With our current knowledge of biology and creature design (which is by NO MEANS perfect or even near perfect), a creature of such huge size is not possible. 776 feet long flying creature? Extremely unlikely.
The largest creatures of all times is the blue whale, topping at 177 tons. And it prefers living in deep waters. A blue whale is only ~100 feet long (30 meters). At 776 feet, your creature is 250 meters long! Let us assume it has a lighter body type (not deep as blue whale's). My estimates vary between 300 to 600 tons (300 for a hollow-boned, snake-like creature and 600 for a sturdy-skeleton, heavy set creature). Moving a creature of this much size isn't easy.
Flight (are you joe-king)?
So far, the largest flying creatures of all times are quetzalcoatlus and hatzegopteryx which were ... sorry to disappoint you ... only 40 feet (13 meters) at wingspan. The important thing here is that scientists agree that this is the upper limit on the size of a flying vertebrate. If a creature larger than this tries to fly, the weight of the wings would be so great that it wouldn't even be able to lift its wings at all! If you add more muscles, the wing's weight would further increase and you would require more muscles to lift it which would increase its weight even more and then ...

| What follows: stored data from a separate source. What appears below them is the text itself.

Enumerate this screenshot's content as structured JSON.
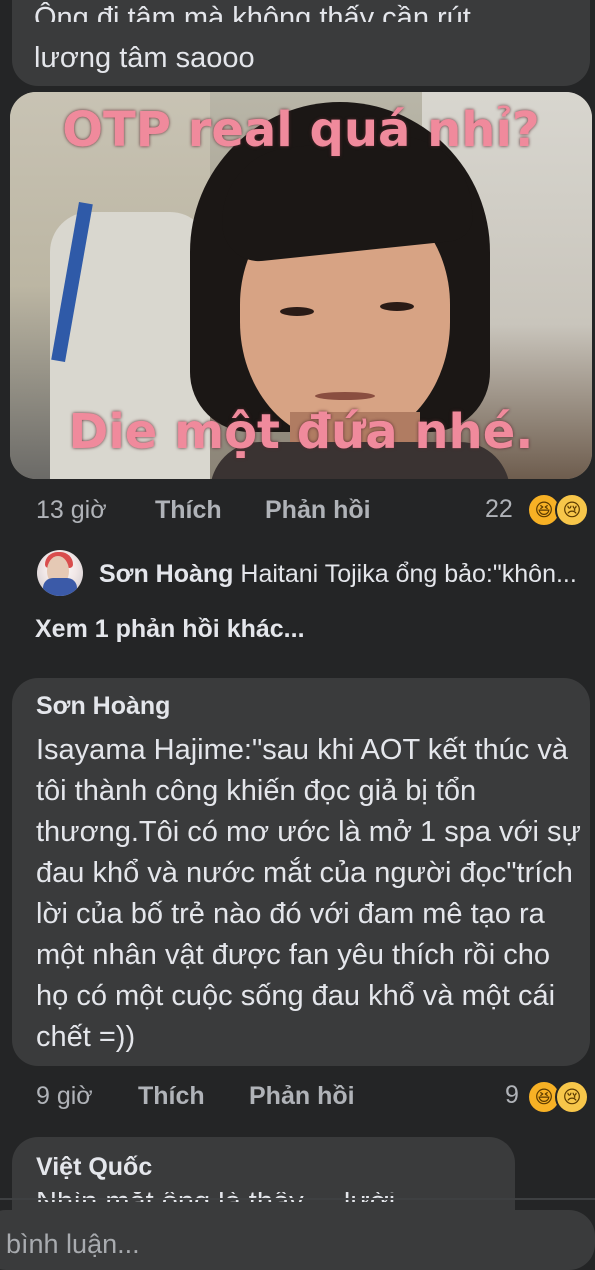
{
  "top_comment": {
    "line1": "Ông đi tâm mà không thấy cần rút",
    "line2": "lương tâm saooo"
  },
  "meme": {
    "top_text": "OTP real quá nhỉ?",
    "bottom_text": "Die một đứa nhé."
  },
  "comment1_actions": {
    "time": "13 giờ",
    "like": "Thích",
    "reply": "Phản hồi",
    "reaction_count": "22",
    "reactions": [
      "haha-icon",
      "sad-icon"
    ]
  },
  "reply_preview": {
    "name": "Sơn Hoàng",
    "text": "Haitani Tojika ổng bảo:\"khôn..."
  },
  "more_replies": "Xem 1 phản hồi khác...",
  "comment2": {
    "name": "Sơn Hoàng",
    "body": "Isayama Hajime:\"sau khi AOT kết thúc và tôi thành công khiến đọc giả bị tổn thương.Tôi có mơ ước là mở 1 spa với sự đau khổ và nước mắt của người đọc\"trích lời của bố trẻ nào đó với đam mê tạo ra một nhân vật được fan yêu thích rồi cho họ có một cuộc sống đau khổ và một cái chết =))"
  },
  "comment2_actions": {
    "time": "9 giờ",
    "like": "Thích",
    "reply": "Phản hồi",
    "reaction_count": "9",
    "reactions": [
      "haha-icon",
      "sad-icon"
    ]
  },
  "comment3": {
    "name": "Việt Quốc",
    "cut_text": "Nhìn mặt ổng là thấy ... lười"
  },
  "composer": {
    "placeholder": "bình luận..."
  },
  "colors": {
    "background": "#242526",
    "bubble": "#3a3b3c",
    "text": "#e4e6eb",
    "muted": "#b0b3b8",
    "meme_text": "#f08a9c"
  }
}
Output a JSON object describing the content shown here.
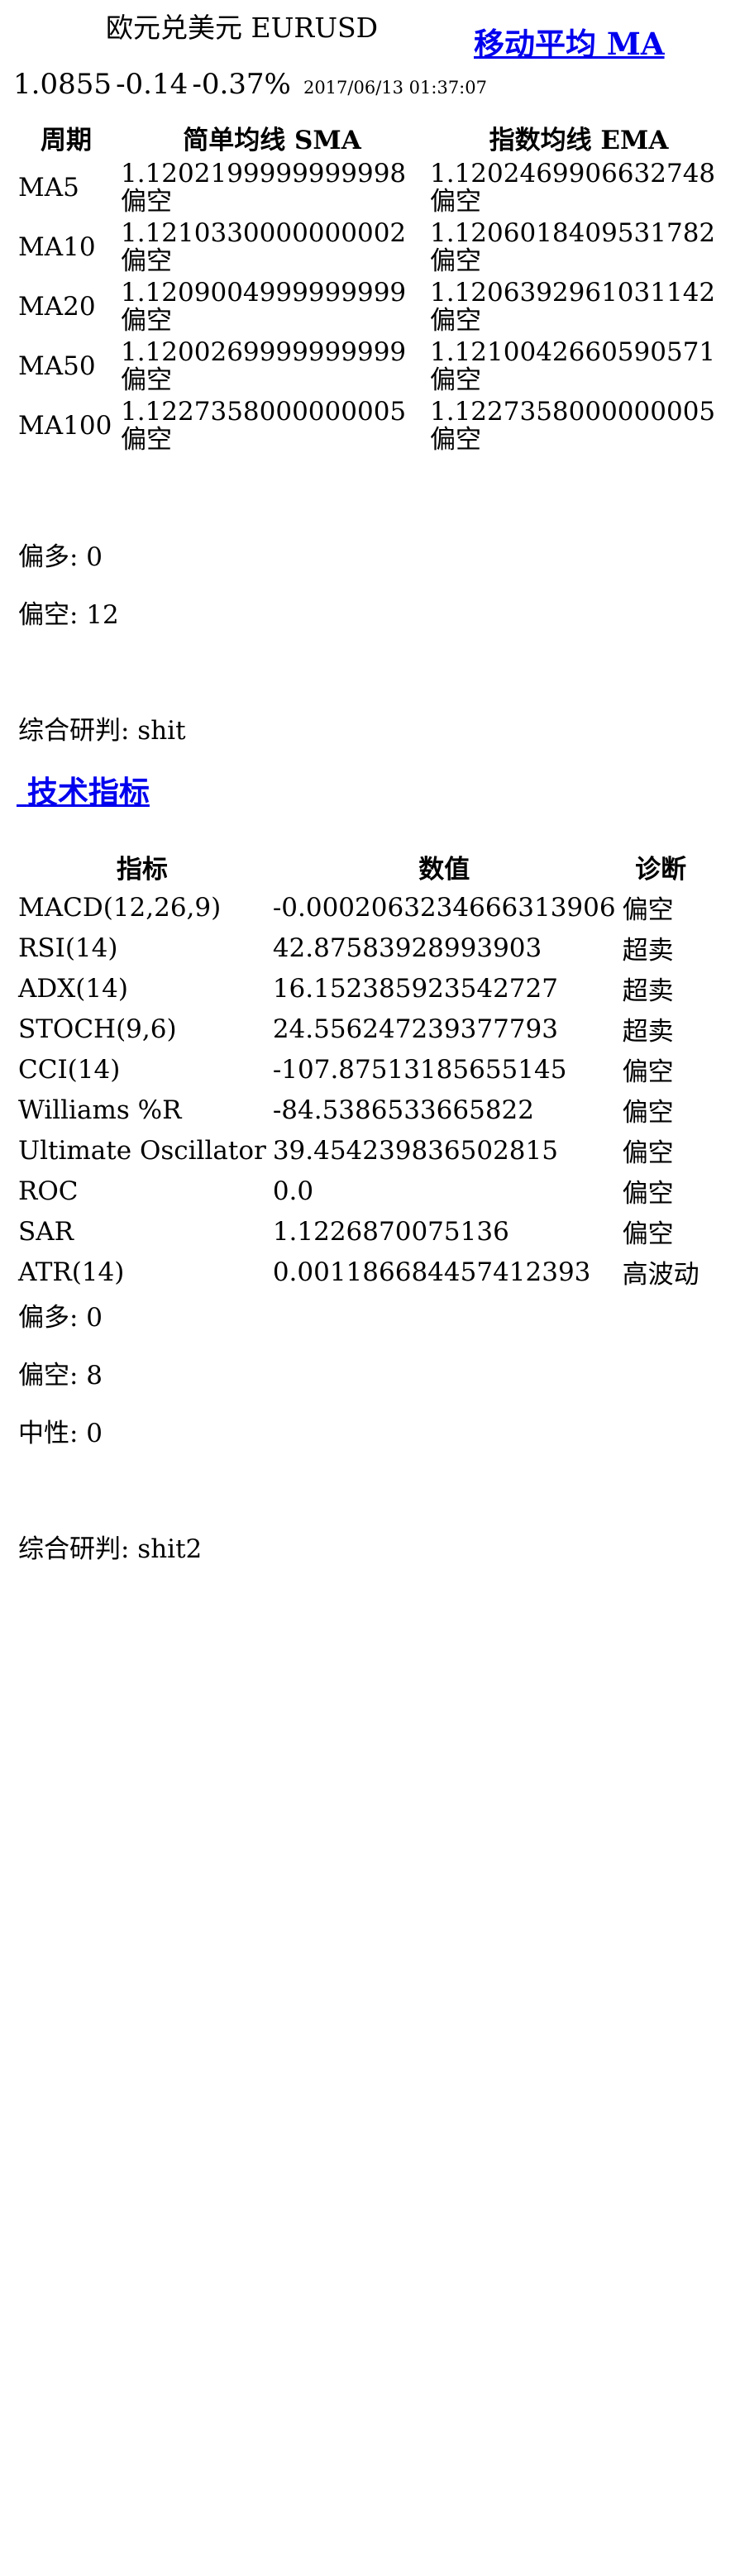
{
  "header": {
    "pair_title": "欧元兑美元 EURUSD",
    "ma_link_label": "移动平均 MA",
    "price": "1.0855",
    "change": "-0.14",
    "change_pct": "-0.37%",
    "timestamp": "2017/06/13 01:37:07"
  },
  "ma_table": {
    "headers": [
      "周期",
      "简单均线 SMA",
      "指数均线 EMA"
    ],
    "rows": [
      {
        "period": "MA5",
        "sma": "1.1202199999999998",
        "sma_diag": "偏空",
        "ema": "1.1202469906632748",
        "ema_diag": "偏空"
      },
      {
        "period": "MA10",
        "sma": "1.1210330000000002",
        "sma_diag": "偏空",
        "ema": "1.1206018409531782",
        "ema_diag": "偏空"
      },
      {
        "period": "MA20",
        "sma": "1.1209004999999999",
        "sma_diag": "偏空",
        "ema": "1.1206392961031142",
        "ema_diag": "偏空"
      },
      {
        "period": "MA50",
        "sma": "1.1200269999999999",
        "sma_diag": "偏空",
        "ema": "1.1210042660590571",
        "ema_diag": "偏空"
      },
      {
        "period": "MA100",
        "sma": "1.1227358000000005",
        "sma_diag": "偏空",
        "ema": "1.1227358000000005",
        "ema_diag": "偏空"
      }
    ]
  },
  "ma_summary": {
    "bull": "偏多: 0",
    "bear": "偏空: 12",
    "verdict": "综合研判:  shit"
  },
  "tech_link_label": "技术指标",
  "indicators": {
    "headers": [
      "指标",
      "数值",
      "诊断"
    ],
    "rows": [
      {
        "name": "MACD(12,26,9)",
        "value": "-0.0002063234666313906",
        "diag": "偏空"
      },
      {
        "name": "RSI(14)",
        "value": "42.87583928993903",
        "diag": "超卖"
      },
      {
        "name": "ADX(14)",
        "value": "16.152385923542727",
        "diag": "超卖"
      },
      {
        "name": "STOCH(9,6)",
        "value": "24.556247239377793",
        "diag": "超卖"
      },
      {
        "name": "CCI(14)",
        "value": "-107.87513185655145",
        "diag": "偏空"
      },
      {
        "name": "Williams %R",
        "value": "-84.5386533665822",
        "diag": "偏空"
      },
      {
        "name": "Ultimate Oscillator",
        "value": "39.454239836502815",
        "diag": "偏空"
      },
      {
        "name": "ROC",
        "value": "0.0",
        "diag": "偏空"
      },
      {
        "name": "SAR",
        "value": "1.1226870075136",
        "diag": "偏空"
      },
      {
        "name": "ATR(14)",
        "value": "0.0011866844574123​93",
        "diag": "高波动"
      }
    ]
  },
  "tech_summary": {
    "bull": "偏多: 0",
    "bear": "偏空: 8",
    "neutral": "中性: 0",
    "verdict": "综合研判:  shit2"
  },
  "colors": {
    "link": "#0000ee",
    "text": "#000000",
    "background": "#ffffff"
  }
}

So no. With current creature design models (which, I repeat, are by no means perfect!) you cannot get any flying creature larger than 13 meters. Forget 250 meters at all!
Feeding Concerns And Reproduction
Living things need to eat. And ... it happens that living things reproduce to form babies just like themselves. Which means that your giant, kraken sized creature will require food which is between 300kg (for reptilian, cold blooded lifestyle) and 1000kg (for mammalian, warm blooded lifestyle).

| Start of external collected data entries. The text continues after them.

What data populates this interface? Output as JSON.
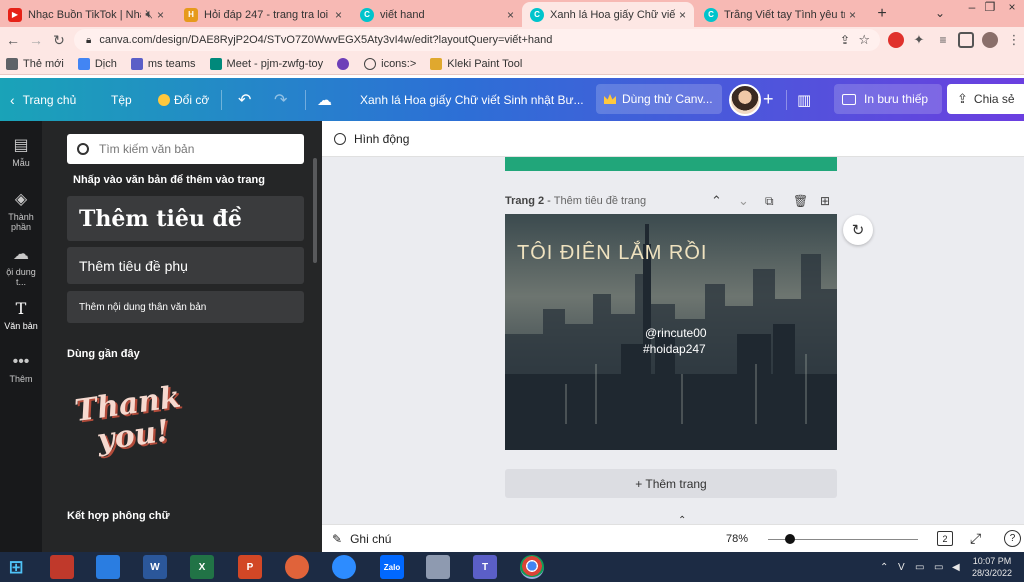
{
  "browser": {
    "tabs": [
      {
        "title": "Nhạc Buồn TikTok | Nhạc T",
        "favicon_color": "#e62117",
        "active": false
      },
      {
        "title": "Hỏi đáp 247 - trang tra loi",
        "favicon_color": "#e69a1c",
        "active": false
      },
      {
        "title": "viết hand",
        "favicon_color": "#00c4cc",
        "active": false
      },
      {
        "title": "Xanh lá Hoa giấy Chữ viết Sinh",
        "favicon_color": "#00c4cc",
        "active": true
      },
      {
        "title": "Trắng Viết tay Tình yêu trên N",
        "favicon_color": "#00c4cc",
        "active": false
      }
    ],
    "url": "canva.com/design/DAE8RyjP2O4/STvO7Z0WwvEGX5Aty3vI4w/edit?layoutQuery=viết+hand",
    "bookmarks": [
      {
        "label": "Thẻ mới",
        "color": "#5f6368"
      },
      {
        "label": "Dịch",
        "color": "#4285f4"
      },
      {
        "label": "ms teams",
        "color": "#5b5fc7"
      },
      {
        "label": "Meet - pjm-zwfg-toy",
        "color": "#00897b"
      },
      {
        "label": "",
        "color": "#6e3fb8"
      },
      {
        "label": "icons:>",
        "color": "#444444"
      },
      {
        "label": "Kleki Paint Tool",
        "color": "#e0a82e"
      }
    ]
  },
  "canva_bar": {
    "home": "Trang chủ",
    "file": "Tệp",
    "resize": "Đổi cỡ",
    "design_title": "Xanh lá Hoa giấy Chữ viết Sinh nhật Bư...",
    "try_pro": "Dùng thử Canv...",
    "print": "In bưu thiếp",
    "share": "Chia sẻ"
  },
  "rail": [
    {
      "label": "Mẫu",
      "icon": "template-icon"
    },
    {
      "label": "Thành phần",
      "icon": "elements-icon"
    },
    {
      "label": "ội dung t...",
      "icon": "upload-icon"
    },
    {
      "label": "Văn bản",
      "icon": "text-icon"
    },
    {
      "label": "Thêm",
      "icon": "more-icon"
    }
  ],
  "panel": {
    "search_placeholder": "Tìm kiếm văn bản",
    "instruction": "Nhấp vào văn bản để thêm vào trang",
    "heading": "Thêm tiêu đề",
    "subheading": "Thêm tiêu đề phụ",
    "body": "Thêm nội dung thân văn bản",
    "recent_label": "Dùng gần đây",
    "sample_line1": "Thank",
    "sample_line2": "you!",
    "font_combo_label": "Kết hợp phông chữ"
  },
  "editor": {
    "animate": "Hình động",
    "page_label": "Trang 2",
    "page_title_placeholder": "Thêm tiêu đề trang",
    "page_text_title": "TÔI ĐIÊN LẮM RỒI",
    "page_text_handle": "@rincute00",
    "page_text_tag": "#hoidap247",
    "add_page": "+ Thêm trang",
    "notes": "Ghi chú",
    "zoom": "78%",
    "zoom_level": 0.12,
    "page_count": "2"
  },
  "taskbar": {
    "apps": [
      {
        "name": "start",
        "color": "#1aa1e6",
        "label": ""
      },
      {
        "name": "app",
        "color": "#c0392b",
        "label": ""
      },
      {
        "name": "explorer",
        "color": "#2a7de1",
        "label": ""
      },
      {
        "name": "word",
        "color": "#2b579a",
        "label": "W"
      },
      {
        "name": "excel",
        "color": "#217346",
        "label": "X"
      },
      {
        "name": "powerpoint",
        "color": "#d24726",
        "label": "P"
      },
      {
        "name": "app2",
        "color": "#e0633a",
        "label": ""
      },
      {
        "name": "zoom",
        "color": "#2d8cff",
        "label": ""
      },
      {
        "name": "zalo",
        "color": "#0068ff",
        "label": "Zalo"
      },
      {
        "name": "app3",
        "color": "#8e9ab0",
        "label": ""
      },
      {
        "name": "teams",
        "color": "#5b5fc7",
        "label": "T"
      },
      {
        "name": "chrome",
        "color": "#db4437",
        "label": ""
      }
    ],
    "lang": "V",
    "time": "10:07 PM",
    "date": "28/3/2022"
  }
}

Now consider that all creatures tend to make babies and proliferate their species. Two such dragons living together in an area would quickly deplete the area of wildlife (they will eat and kill a lot of it and the others would migrate out of fright and habitat destruction due to excessive forest fires). And then their babies would hatch out of those human-sized eggs and populate other parts of the region and ...

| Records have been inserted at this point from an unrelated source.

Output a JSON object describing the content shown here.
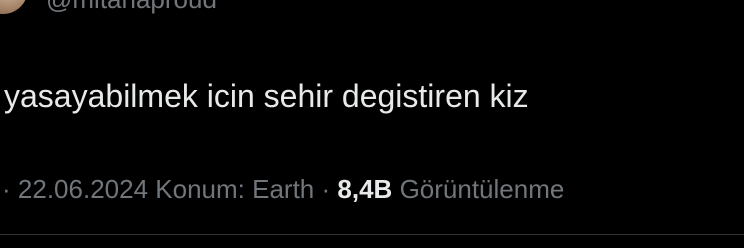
{
  "tweet": {
    "handle": "@mitanaproud",
    "text": "yasayabilmek icin sehir degistiren kiz",
    "meta": {
      "leading_sep": "·",
      "date": "22.06.2024",
      "location": "Konum: Earth",
      "sep": "·",
      "views_count": "8,4B",
      "views_label": "Görüntülenme"
    }
  }
}
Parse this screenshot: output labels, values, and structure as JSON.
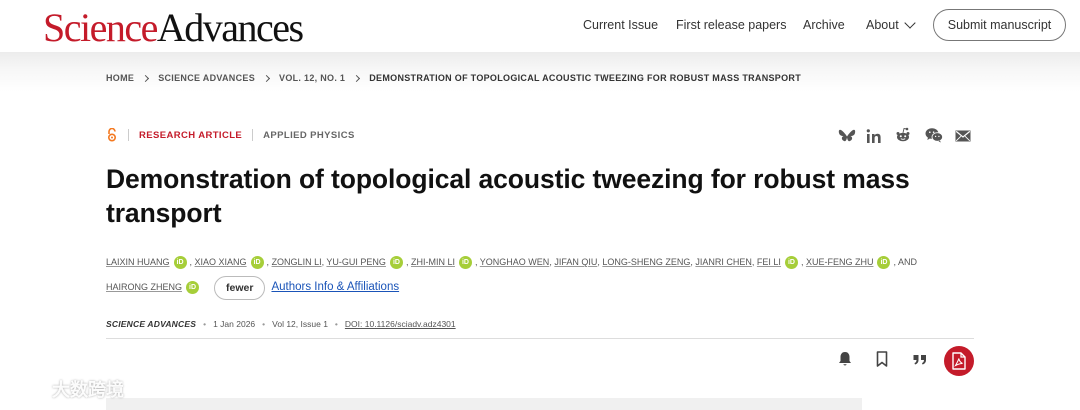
{
  "header": {
    "logo": {
      "part1": "Science",
      "part2": "Advances"
    },
    "nav": [
      {
        "label": "Current Issue"
      },
      {
        "label": "First release papers"
      },
      {
        "label": "Archive"
      },
      {
        "label": "About"
      }
    ],
    "submit_label": "Submit manuscript"
  },
  "breadcrumb": [
    "HOME",
    "SCIENCE ADVANCES",
    "VOL. 12, NO. 1",
    "DEMONSTRATION OF TOPOLOGICAL ACOUSTIC TWEEZING FOR ROBUST MASS TRANSPORT"
  ],
  "article": {
    "type": "RESEARCH ARTICLE",
    "subject": "APPLIED PHYSICS",
    "title": "Demonstration of topological acoustic tweezing for robust mass transport",
    "authors": [
      {
        "name": "LAIXIN HUANG",
        "orcid": true
      },
      {
        "name": "XIAO XIANG",
        "orcid": true
      },
      {
        "name": "ZONGLIN LI",
        "orcid": false
      },
      {
        "name": "YU-GUI PENG",
        "orcid": true
      },
      {
        "name": "ZHI-MIN LI",
        "orcid": true
      },
      {
        "name": "YONGHAO WEN",
        "orcid": false
      },
      {
        "name": "JIFAN QIU",
        "orcid": false
      },
      {
        "name": "LONG-SHENG ZENG",
        "orcid": false
      },
      {
        "name": "JIANRI CHEN",
        "orcid": false
      },
      {
        "name": "FEI LI",
        "orcid": true
      },
      {
        "name": "XUE-FENG ZHU",
        "orcid": true
      },
      {
        "name": "HAIRONG ZHENG",
        "orcid": true
      }
    ],
    "and_label": ", AND",
    "fewer_label": "fewer",
    "affiliations_label": "Authors Info & Affiliations",
    "citation": {
      "journal": "SCIENCE ADVANCES",
      "date": "1 Jan 2026",
      "volume": "Vol 12, Issue 1",
      "doi": "DOI: 10.1126/sciadv.adz4301"
    }
  },
  "share_icons": [
    "bluesky-icon",
    "linkedin-icon",
    "reddit-icon",
    "wechat-icon",
    "email-icon"
  ],
  "action_icons": [
    "bell-icon",
    "bookmark-icon",
    "quote-icon",
    "pdf-icon"
  ],
  "watermark": {
    "text": "大数跨境"
  },
  "colors": {
    "brand_red": "#c41b2a",
    "link_blue": "#1a54b8",
    "orcid_green": "#a6ce39"
  }
}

If you do get a creature of your size, it would be impossible to move it. The largest land creature to walk the earth was probably amphicoelias and at 190 feet, it weighed around 125 tons. Amphicoelias was a slow, lumbering creature. You can guess yourself what would 300 tons (minimum estimate) would be like.
Your creature would require enormous lungs. Oxygen is absorbed, based on surface area and that means ... trouble for your dragon. If you increase the volume of an object (linearly) 100 times, the surface area would only increase by 10 times. That means ... well, your creature would quickly suffocate to death soon after getting to a large enough size. The only way it can breathe successfully is if the oxygen content in the air increases to at least 50% as opposed to 21% of today. During the Carboniferous Period (359 to 299 mya) the oxygen content of the air was at nearly 35% and there used to be huge insects. Later when the oxygen content fell to 21%, those huge insects disappeared completely forever simply because there was not enough oxygen in the air to let them breathe. The same is going to happen to your dragon.
So, all in all, no. A creature of such size has never evolved in the natural history of life on earth (as far as we know yet) and there is practically zero change that it will evolve in the future too, if the ecological conditions remain the same. Even if you build such a creature with genetic engineering, it would be impossible for it to move (once it reaches maturity) or even breathe fast enough to stay alive!